Kimlik hırsızlığı sendromundan muzdarip kişiler kendilerini yetersiz hissediyor ve bunun aksini gösteren bir şey karşılaştıklarında kendilerinden şüphe duymaya başlıyor. Kimlik hırsızlığı sendromu insanların kendilerini sanki entelektüel birer hırsız gibi hissetmelerine neden oluyor. Bu kişiler başarılarının ve kazanımlarının farkına varamıyor.

Aldığınız başarılar, terfiler, kazandığınız ödüller sadece şanslı olduğunuz için değil; çaba ve emek harcadığınız için sizin oldu. Onların hepsini hak ettiniz.
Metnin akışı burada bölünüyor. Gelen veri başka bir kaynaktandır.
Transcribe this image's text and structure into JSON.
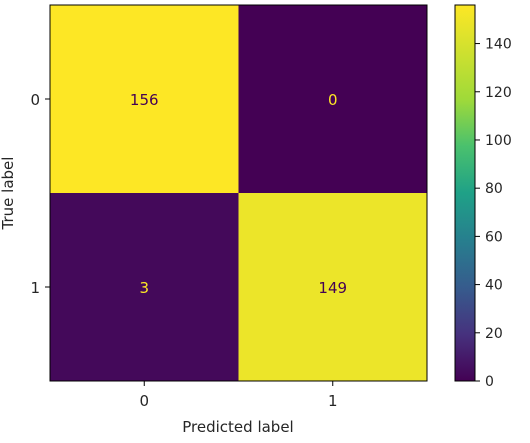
{
  "chart_data": {
    "type": "heatmap",
    "title": "",
    "xlabel": "Predicted label",
    "ylabel": "True label",
    "x_categories": [
      "0",
      "1"
    ],
    "y_categories": [
      "0",
      "1"
    ],
    "values": [
      [
        156,
        0
      ],
      [
        3,
        149
      ]
    ],
    "colormap": "viridis",
    "colorbar": {
      "range": [
        0,
        156
      ],
      "ticks": [
        "0",
        "20",
        "40",
        "60",
        "80",
        "100",
        "120",
        "140"
      ]
    },
    "cell_text_colors": {
      "on_light": "#440154",
      "on_dark": "#fde725"
    },
    "grid": false
  }
}
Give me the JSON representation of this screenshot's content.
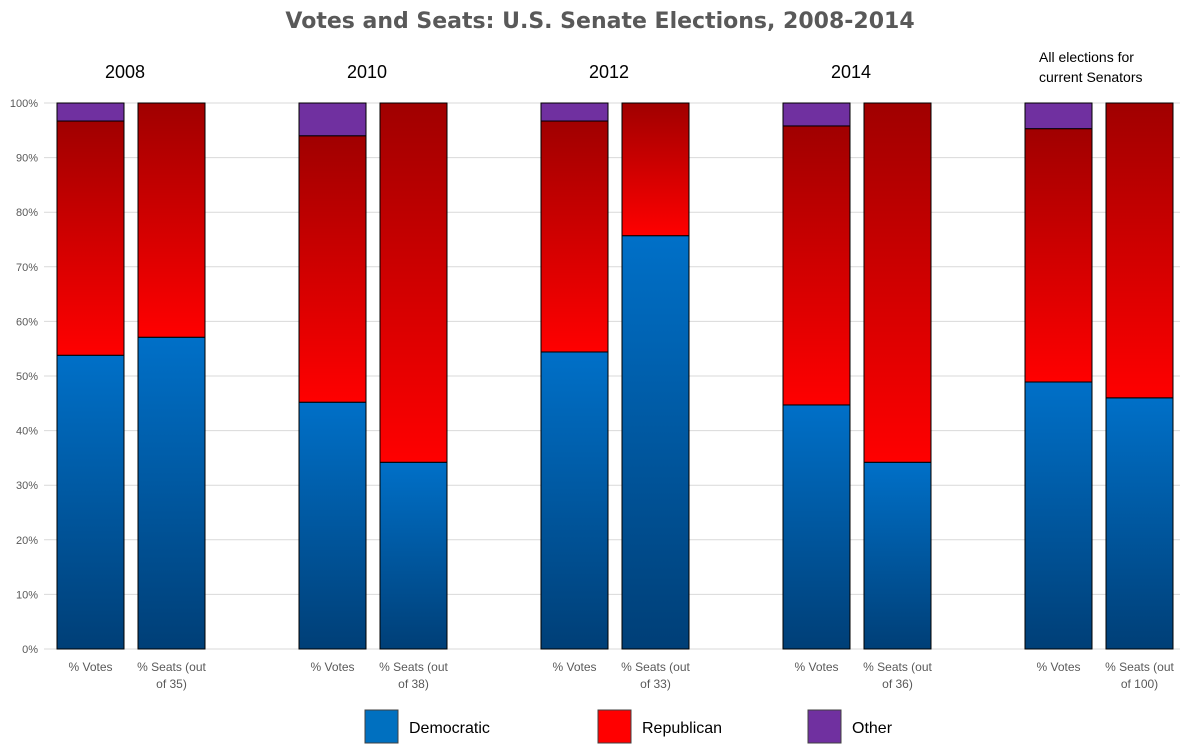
{
  "chart_data": {
    "type": "bar",
    "stacked": true,
    "title": "Votes and Seats: U.S. Senate Elections, 2008-2014",
    "ylim": [
      0,
      100
    ],
    "y_ticks": [
      "0%",
      "10%",
      "20%",
      "30%",
      "40%",
      "50%",
      "60%",
      "70%",
      "80%",
      "90%",
      "100%"
    ],
    "y_tick_values": [
      0,
      10,
      20,
      30,
      40,
      50,
      60,
      70,
      80,
      90,
      100
    ],
    "grid": true,
    "legend_position": "bottom",
    "series": [
      {
        "name": "Democratic",
        "color": "#0070c0"
      },
      {
        "name": "Republican",
        "color": "#ff0000"
      },
      {
        "name": "Other",
        "color": "#7030a0"
      }
    ],
    "groups": [
      {
        "label_lines": [
          "2008"
        ],
        "bars": [
          {
            "label_lines": [
              "% Votes"
            ],
            "values": [
              53.8,
              42.9,
              3.3
            ]
          },
          {
            "label_lines": [
              "% Seats (out",
              "of 35)"
            ],
            "values": [
              57.1,
              42.9,
              0
            ]
          }
        ]
      },
      {
        "label_lines": [
          "2010"
        ],
        "bars": [
          {
            "label_lines": [
              "% Votes"
            ],
            "values": [
              45.2,
              48.8,
              6.0
            ]
          },
          {
            "label_lines": [
              "% Seats (out",
              "of 38)"
            ],
            "values": [
              34.2,
              65.8,
              0
            ]
          }
        ]
      },
      {
        "label_lines": [
          "2012"
        ],
        "bars": [
          {
            "label_lines": [
              "% Votes"
            ],
            "values": [
              54.4,
              42.3,
              3.3
            ]
          },
          {
            "label_lines": [
              "% Seats (out",
              "of 33)"
            ],
            "values": [
              75.7,
              24.3,
              0
            ]
          }
        ]
      },
      {
        "label_lines": [
          "2014"
        ],
        "bars": [
          {
            "label_lines": [
              "% Votes"
            ],
            "values": [
              44.7,
              51.1,
              4.2
            ]
          },
          {
            "label_lines": [
              "% Seats (out",
              "of 36)"
            ],
            "values": [
              34.2,
              65.8,
              0
            ]
          }
        ]
      },
      {
        "label_lines": [
          "All elections for",
          "current Senators"
        ],
        "bars": [
          {
            "label_lines": [
              "% Votes"
            ],
            "values": [
              48.9,
              46.4,
              4.7
            ]
          },
          {
            "label_lines": [
              "% Seats (out",
              "of 100)"
            ],
            "values": [
              46.0,
              54.0,
              0
            ]
          }
        ]
      }
    ]
  }
}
Bu sendrom genellikle işinde başarılı olan, kendi çevresinde veya yaş grubunda öncü olabilecek başarılar elde etmiş olan profesyoneller arasında görülüyor. Kimlik hırsızlığı sendromu yaşayan kişiler, kariyerlerinde yükselirken etraflarında olup bitenle ilgilenmeyi bırakıyor ve bir noktadan sonra bulundukları yerde paniklemeye ve kendilerini sahtekar gibi hissetmeye başlıyor ve çevrelerindeki insanları aslında bu başarıyı hak ettiğine ikna etme çabası içine giriyor.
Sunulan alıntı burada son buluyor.